I was trying to be tactful, but he saw my meaning quickly. “I'm not crazy!” he said.
“I know you're not crazy,” I said. “But I do think you're ill and you're suffering, so I'm trying to suggest something that I think will help you feel better. Also, if you go to the hospital for a few days, you'll be protected. Nobody who wants to hurt you would be able to find you.”
Shawn wasn't convinced, so I called in one of the nurses to check his blood pressure and encourage him to engage in treatment. Stan was a retired NYPD detective, very matter-of-fact but also warm and kind.
“I'm not crazy,” Shawn repeated to Stan.
“You're definitely not crazy,” Stan agreed. “After 15 years as a cop on the beat, I know crazy when I see it. But you're having these nightmares, and you told me that sometimes when you're awake it feels like the attack is happening again. Those are key symptoms of PTSD. The good news is, because it's something we can recognize, we can treat it.”
Reexperiencing trauma, whether awake or asleep, is one of the most disorienting symptoms of PTSD. Consciousness is fragmented and disturbed. Even purely emotional trauma has a physical impact on the brain; it impairs the brain's ability to regulate the sleep-wake cycle. Shawn didn't report much of a psychiatric history, but PTSD can occur in someone without any prior experience of psychopathology.
Shawn agreed to let us call an ambulance, and he was transferred to the psychiatric ward. Two weeks later, he returned and showed me his discharge papers. The diagnosis? Paranoid schizophrenia.

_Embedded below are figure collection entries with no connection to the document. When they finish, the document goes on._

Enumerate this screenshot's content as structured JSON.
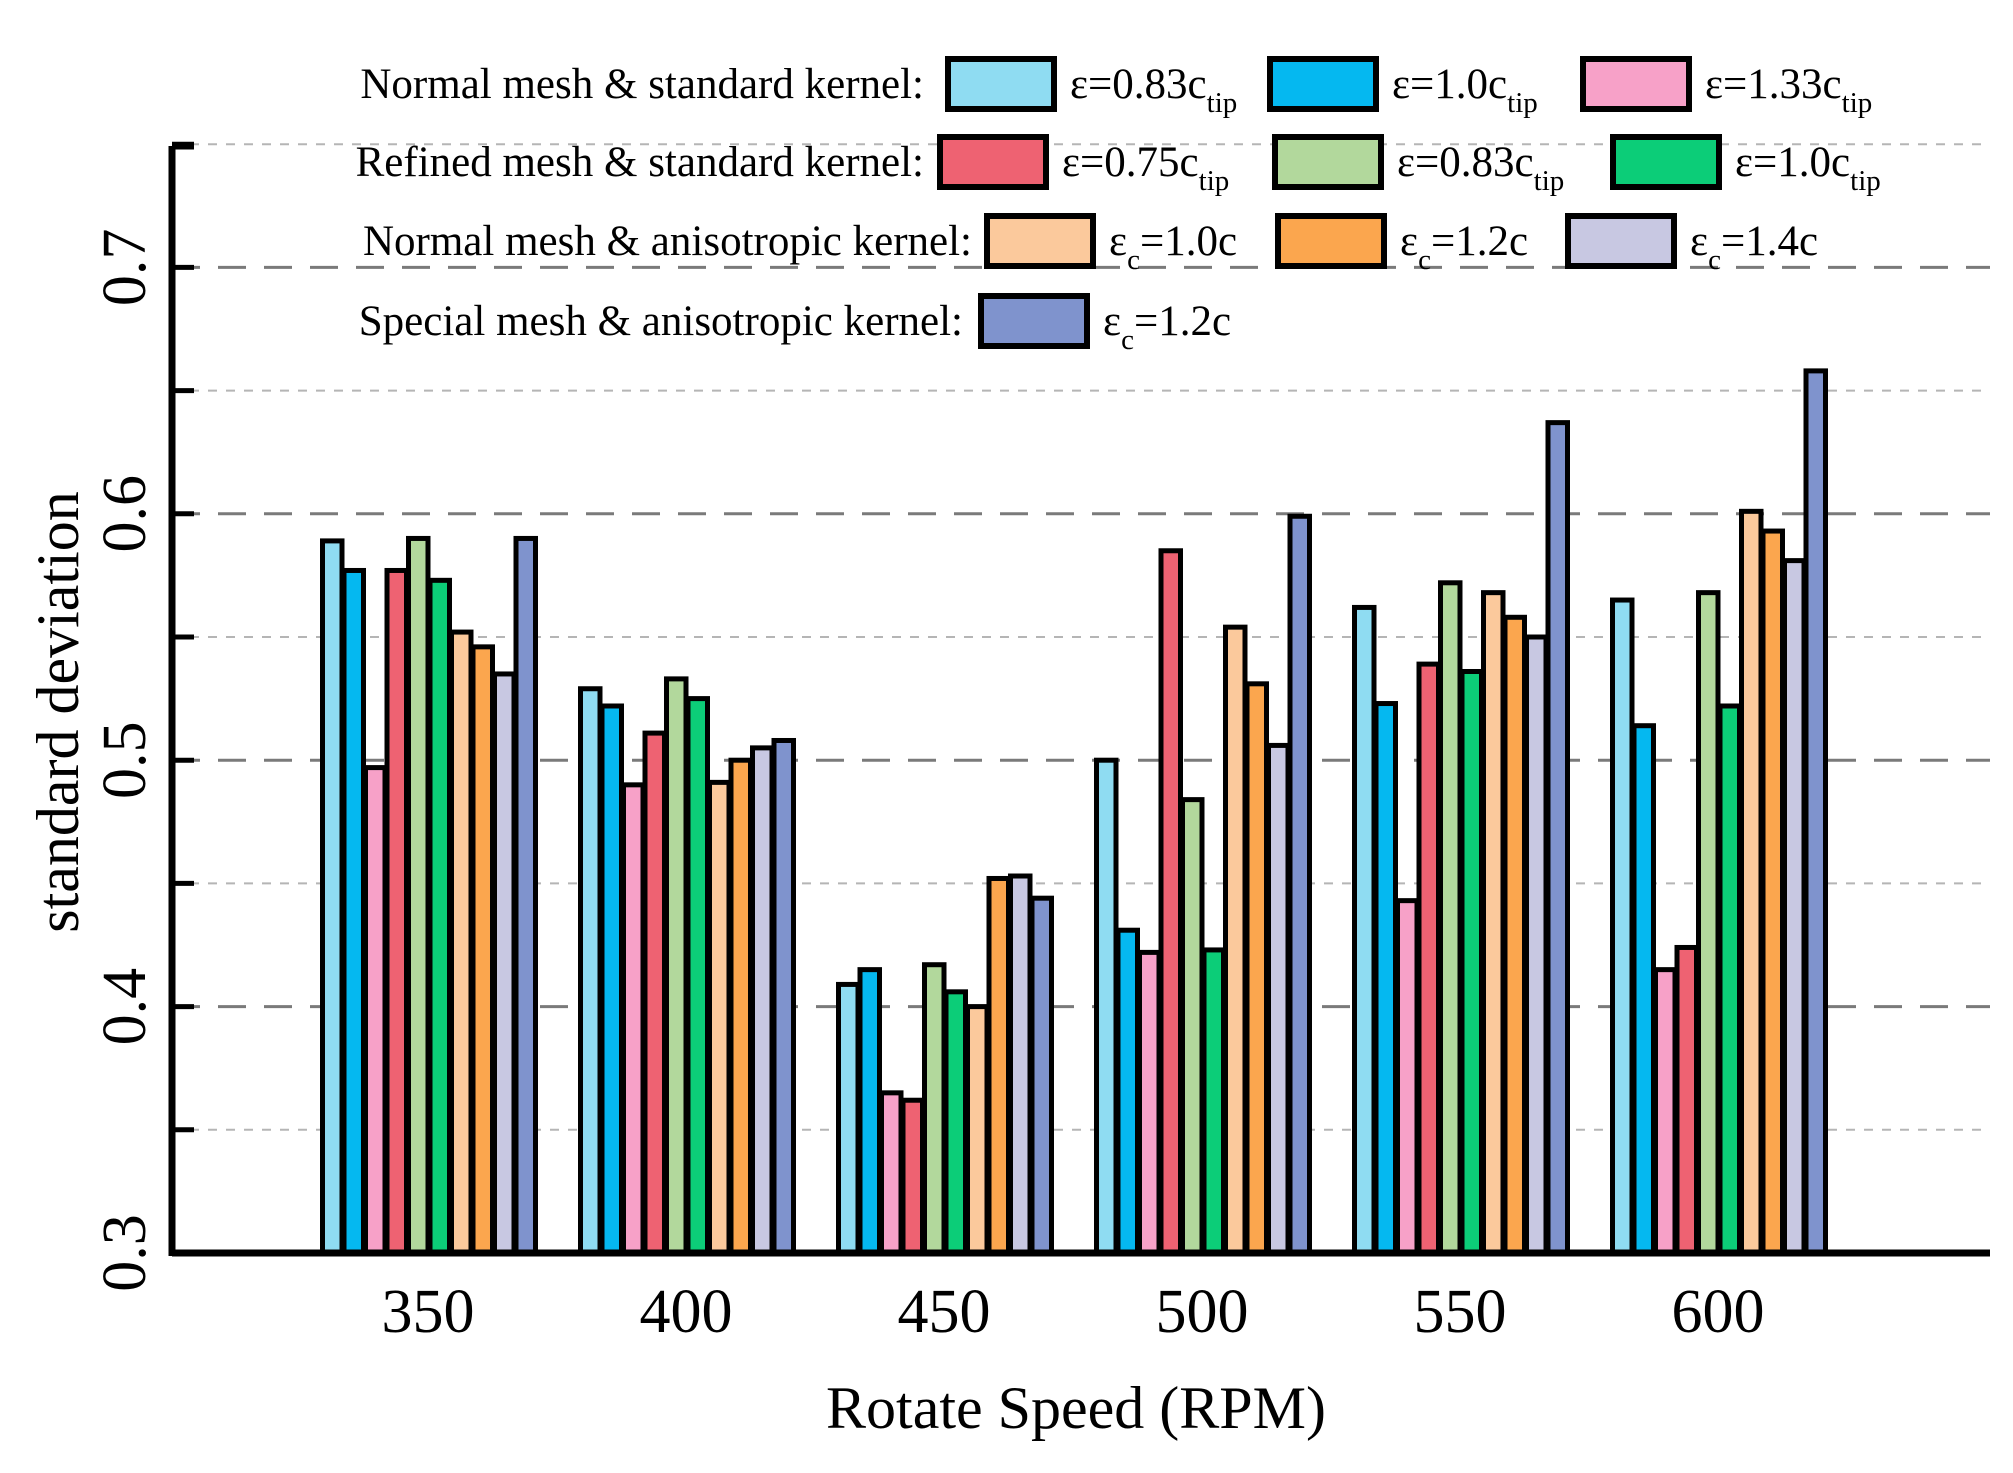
{
  "chart_data": {
    "type": "bar",
    "title": "",
    "xlabel": "Rotate Speed (RPM)",
    "ylabel": "standard deviation",
    "ylim": [
      0.3,
      0.75
    ],
    "yticks": [
      "0.3",
      "0.4",
      "0.5",
      "0.6",
      "0.7"
    ],
    "grid": true,
    "legend_position": "top",
    "categories": [
      "350",
      "400",
      "450",
      "500",
      "550",
      "600"
    ],
    "legend_groups": [
      {
        "label": "Normal mesh & standard kernel:",
        "series_indices": [
          0,
          1,
          2
        ]
      },
      {
        "label": "Refined mesh & standard kernel:",
        "series_indices": [
          3,
          4,
          5
        ]
      },
      {
        "label": "Normal mesh & anisotropic kernel:",
        "series_indices": [
          6,
          7,
          8
        ]
      },
      {
        "label": "Special mesh & anisotropic kernel:",
        "series_indices": [
          9
        ]
      }
    ],
    "series": [
      {
        "name": "ε=0.83c_tip",
        "legend_main": "ε=0.83c",
        "legend_sub": "tip",
        "sub_type": "subscript",
        "color": "#8fdcf2",
        "values": [
          0.589,
          0.529,
          0.409,
          0.5,
          0.562,
          0.565
        ]
      },
      {
        "name": "ε=1.0c_tip",
        "legend_main": "ε=1.0c",
        "legend_sub": "tip",
        "sub_type": "subscript",
        "color": "#05b8f0",
        "values": [
          0.577,
          0.522,
          0.415,
          0.431,
          0.523,
          0.514
        ]
      },
      {
        "name": "ε=1.33c_tip",
        "legend_main": "ε=1.33c",
        "legend_sub": "tip",
        "sub_type": "subscript",
        "color": "#f7a1c8",
        "values": [
          0.497,
          0.49,
          0.365,
          0.422,
          0.443,
          0.415
        ]
      },
      {
        "name": "ε=0.75c_tip",
        "legend_main": "ε=0.75c",
        "legend_sub": "tip",
        "sub_type": "subscript",
        "color": "#ee6272",
        "values": [
          0.577,
          0.511,
          0.362,
          0.585,
          0.539,
          0.424
        ]
      },
      {
        "name": "ε=0.83c_tip",
        "legend_main": "ε=0.83c",
        "legend_sub": "tip",
        "sub_type": "subscript",
        "color": "#b2d89c",
        "values": [
          0.59,
          0.533,
          0.417,
          0.484,
          0.572,
          0.568
        ]
      },
      {
        "name": "ε=1.0c_tip",
        "legend_main": "ε=1.0c",
        "legend_sub": "tip",
        "sub_type": "subscript",
        "color": "#0ccd78",
        "values": [
          0.573,
          0.525,
          0.406,
          0.423,
          0.536,
          0.522
        ]
      },
      {
        "name": "ε_c=1.0c",
        "legend_main": "ε",
        "legend_sub": "c",
        "legend_tail": "=1.0c",
        "sub_type": "symbol",
        "color": "#fbc99c",
        "values": [
          0.552,
          0.491,
          0.4,
          0.554,
          0.568,
          0.601
        ]
      },
      {
        "name": "ε_c=1.2c",
        "legend_main": "ε",
        "legend_sub": "c",
        "legend_tail": "=1.2c",
        "sub_type": "symbol",
        "color": "#fba64e",
        "values": [
          0.546,
          0.5,
          0.452,
          0.531,
          0.558,
          0.593
        ]
      },
      {
        "name": "ε_c=1.4c",
        "legend_main": "ε",
        "legend_sub": "c",
        "legend_tail": "=1.4c",
        "sub_type": "symbol",
        "color": "#c8c8e2",
        "values": [
          0.535,
          0.505,
          0.453,
          0.506,
          0.55,
          0.581
        ]
      },
      {
        "name": "ε_c=1.2c",
        "legend_main": "ε",
        "legend_sub": "c",
        "legend_tail": "=1.2c",
        "sub_type": "symbol",
        "color": "#7f93cd",
        "values": [
          0.59,
          0.508,
          0.444,
          0.599,
          0.637,
          0.658
        ]
      }
    ]
  }
}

I was saddened but not shocked. White clinicians have been shown more often to diagnose patients of color with psychotic rather than mood or anxiety disorders. Shawn was in his late 30s, well beyond the usual age of initial schizophrenia diagnosis. He didn't struggle to express his thoughts clearly, the way a person with schizophrenia often does. But he responded well to the Haldol he was prescribed, expressing significantly less distress and sleeping well. In the end, what matters most is symptom relief, not diagnosis.